Here's a full list of the changes:
- The revamped phone dialer app will evaluate which contacts you talk to most and automatically prioritize your phone book accordingly. Also, integration with more Google apps such as Maps will let you search for nearby places and businesses right in the phone dialer.
- Caller ID gets a boost, as well. For incoming calls that don't match a phone number not in your contacts, Google apps will scan and display any matches from local businesses listed in Google Maps.
- The immersive mode clears up clutter on your screen by automatically hiding everything except the one thing you're viewing (like a photo, map, or game). In other words, you'll be in full-screen mode without status and navigation bars. When you're ready to move on, you can bring back your status bar and navigation buttons by swiping the edge of the screen.
- A new Hangouts app consolidates all of your text and multimedia messages, conversations, and video calls in one place.
- You'll be able to print photos, documents, and Web pages from your phone or tablet.
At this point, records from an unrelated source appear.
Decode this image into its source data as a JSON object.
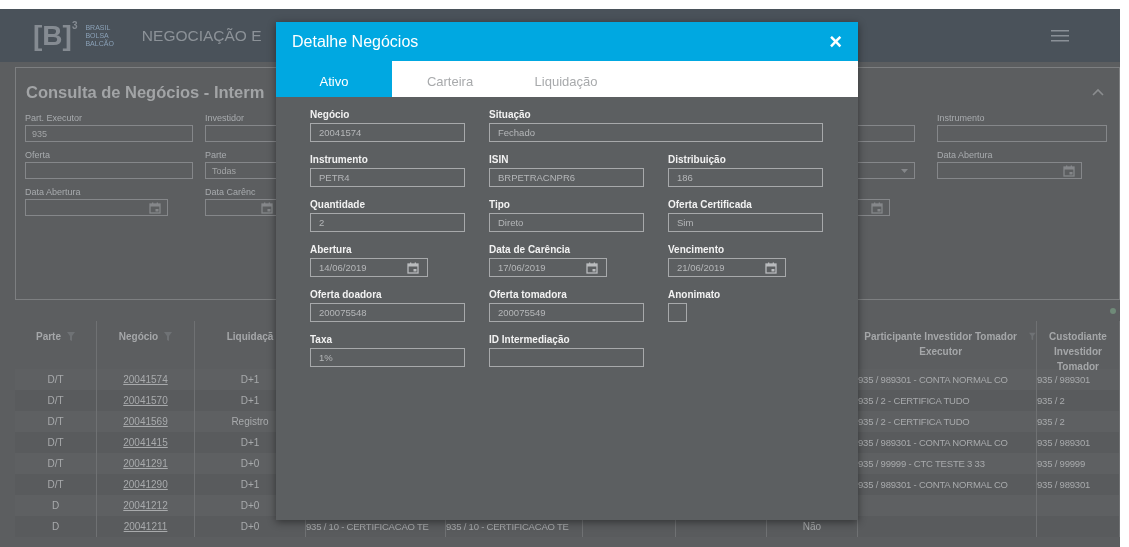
{
  "header": {
    "logo": {
      "mark": "[B]",
      "superscript": "3",
      "tagline": [
        "BRASIL",
        "BOLSA",
        "BALCÃO"
      ]
    },
    "title": "NEGOCIAÇÃO E"
  },
  "filter_panel": {
    "title": "Consulta de Negócios - Interm",
    "expanded": true,
    "left_columns": [
      [
        {
          "label": "Part. Executor",
          "value": "935",
          "kind": "text"
        },
        {
          "label": "Oferta",
          "kind": "text"
        },
        {
          "label": "Data Abertura",
          "kind": "date"
        }
      ],
      [
        {
          "label": "Investidor",
          "kind": "text"
        },
        {
          "label": "Parte",
          "value": "Todas",
          "kind": "text"
        },
        {
          "label": "Data Carênc",
          "kind": "date"
        }
      ]
    ],
    "right_columns": [
      [
        {
          "kind": "text"
        },
        {
          "kind": "select"
        },
        {
          "kind": "date"
        }
      ],
      [
        {
          "label": "Instrumento",
          "kind": "text"
        },
        {
          "label": "Data Abertura",
          "kind": "date"
        }
      ]
    ]
  },
  "table": {
    "columns": [
      {
        "label": "Parte",
        "filter": true
      },
      {
        "label": "Negócio",
        "filter": true,
        "kind": "link"
      },
      {
        "label": "Liquidaçã",
        "filter": false
      },
      {},
      {},
      {},
      {},
      {},
      {
        "label": "Participante Investidor Tomador Executor",
        "filter": true
      },
      {
        "label": "Custodiante Investidor Tomador",
        "filter": false
      }
    ],
    "rows": [
      [
        "D/T",
        "20041574",
        "D+1",
        null,
        null,
        null,
        null,
        null,
        "935 / 989301 - CONTA NORMAL CO",
        "935 / 989301"
      ],
      [
        "D/T",
        "20041570",
        "D+1",
        null,
        null,
        null,
        null,
        null,
        "935 / 2 - CERTIFICA TUDO",
        "935 / 2"
      ],
      [
        "D/T",
        "20041569",
        "Registro",
        null,
        null,
        null,
        null,
        null,
        "935 / 2 - CERTIFICA TUDO",
        "935 / 2"
      ],
      [
        "D/T",
        "20041415",
        "D+1",
        null,
        null,
        null,
        null,
        null,
        "935 / 989301 - CONTA NORMAL CO",
        "935 / 989301"
      ],
      [
        "D/T",
        "20041291",
        "D+0",
        null,
        null,
        null,
        null,
        null,
        "935 / 99999 - CTC TESTE 3 33",
        "935 / 99999"
      ],
      [
        "D/T",
        "20041290",
        "D+1",
        null,
        null,
        null,
        null,
        null,
        "935 / 989301 - CONTA NORMAL CO",
        "935 / 989301"
      ],
      [
        "D",
        "20041212",
        "D+0",
        null,
        null,
        null,
        null,
        null,
        null,
        null
      ],
      [
        "D",
        "20041211",
        "D+0",
        "935 / 10 - CERTIFICACAO TE",
        "935 / 10 - CERTIFICACAO TE",
        null,
        null,
        "Não",
        null,
        null
      ]
    ]
  },
  "modal": {
    "title": "Detalhe Negócios",
    "close": "×",
    "tabs": [
      {
        "label": "Ativo",
        "selected": true
      },
      {
        "label": "Carteira",
        "selected": false
      },
      {
        "label": "Liquidação",
        "selected": false
      }
    ],
    "fields": [
      {
        "label": "Negócio",
        "value": "20041574",
        "kind": "text"
      },
      {
        "label": "Situação",
        "value": "Fechado",
        "kind": "wide"
      },
      {
        "label": "Instrumento",
        "value": "PETR4",
        "kind": "text"
      },
      {
        "label": "ISIN",
        "value": "BRPETRACNPR6",
        "kind": "text"
      },
      {
        "label": "Distribuição",
        "value": "186",
        "kind": "text"
      },
      {
        "label": "Quantidade",
        "value": "2",
        "kind": "text"
      },
      {
        "label": "Tipo",
        "value": "Direto",
        "kind": "text"
      },
      {
        "label": "Oferta Certificada",
        "value": "Sim",
        "kind": "text"
      },
      {
        "label": "Abertura",
        "value": "14/06/2019",
        "kind": "date"
      },
      {
        "label": "Data de Carência",
        "value": "17/06/2019",
        "kind": "date"
      },
      {
        "label": "Vencimento",
        "value": "21/06/2019",
        "kind": "date"
      },
      {
        "label": "Oferta doadora",
        "value": "200075548",
        "kind": "text"
      },
      {
        "label": "Oferta tomadora",
        "value": "200075549",
        "kind": "text"
      },
      {
        "label": "Anonimato",
        "kind": "checkbox",
        "checked": false
      },
      {
        "label": "Taxa",
        "value": "1%",
        "kind": "text"
      },
      {
        "label": "ID Intermediação",
        "kind": "text"
      }
    ]
  }
}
Any printer connected to Google Cloud Print will be compatible, along with HP ePrint printers and other printers with Google Play apps.
- If you have an Android device with an IR blaster, you'll be able to use applications that make it function as a TV remote.
- Capable devices will now support Chromecast.
- When you reach the bottom of a menu, there's a faint white glow instead of the earlier, brighter blue glow.
- Support for the Message Access Profile (MAP) will let drivers exchange messages between their Bluetooth-enabled cars and devices.
- Closed captioning comes to most applications.
- A new look for the e-mail app brings nested folders, contact photos, and revamped navigation.
- NFC features now will work with more wireless carriers.
- App developers can take advantage of new step detection and counting composite sensors.
- Smaller details range from a uniform color for status bars to a new condensed font.
When will I get it?
KitKat debuted on October 31 with the Nexus 5, which is on sale at the Google Play store starting at $349. Since then, Google has started to roll out updates to the Nexus 4, the Samsung Galaxy S4 Google Play Edition, the HTC One Google Play Edition, the Moto X, and the Nexus 7 and Nexus 10 tablets. For its part, HTC has confirmed that the HTC One Max and One Mini will also get the update. Other smartphones, including Motorola's Droid Ultra, Droid Maxx, and Droid Mini and Sony's Xperia Z and Xperia Z1, are all slated to get bumped to 4.4, according to each company's device support pages. For a full list of devices that are rumored or confirmed to be getting KitKat, check out our Android 4.4 update coverage here.
If you're itching to get your hands on the update now, there are plenty of ROMs out there that can deliver the KitKat experience to your phone. And if you don't want to root your phone and flash a ROM, you can install the Google Experience Launcher in a few easy steps. I have it running on my Samsung Note 2 and it makes my phone look almost identical to the Nexus 5, save for notification bar and phone menus.
What we think
Though many Android fans expected Android 5.0 to replace 4.3, and perhaps usher in bigger changes, Android 4.4 KitKat introduced the beginnings of a new strategy for Google of getting Android on more devices and injecting more of Google search into the operating system.
By shrinking the size of the OS, Google opened up the possibility for many more devices to get the latest version of Android, which helps beef up the value of low-end phones. It's also a significant step toward minimizing fragmentation, a problem that has cropped up because there is a wide variety of Android devices on the market running different versions of the operating system.
Google is putting search front and center with a redesigned phone dialer, smarter caller ID, and the Nexus 5's Google Now-centric launcher. All those changes also indicate that from now on, Google search will likely be even more integrated into every part of Android. And from a company that dominates the world of search, that strategy comes as no surprise.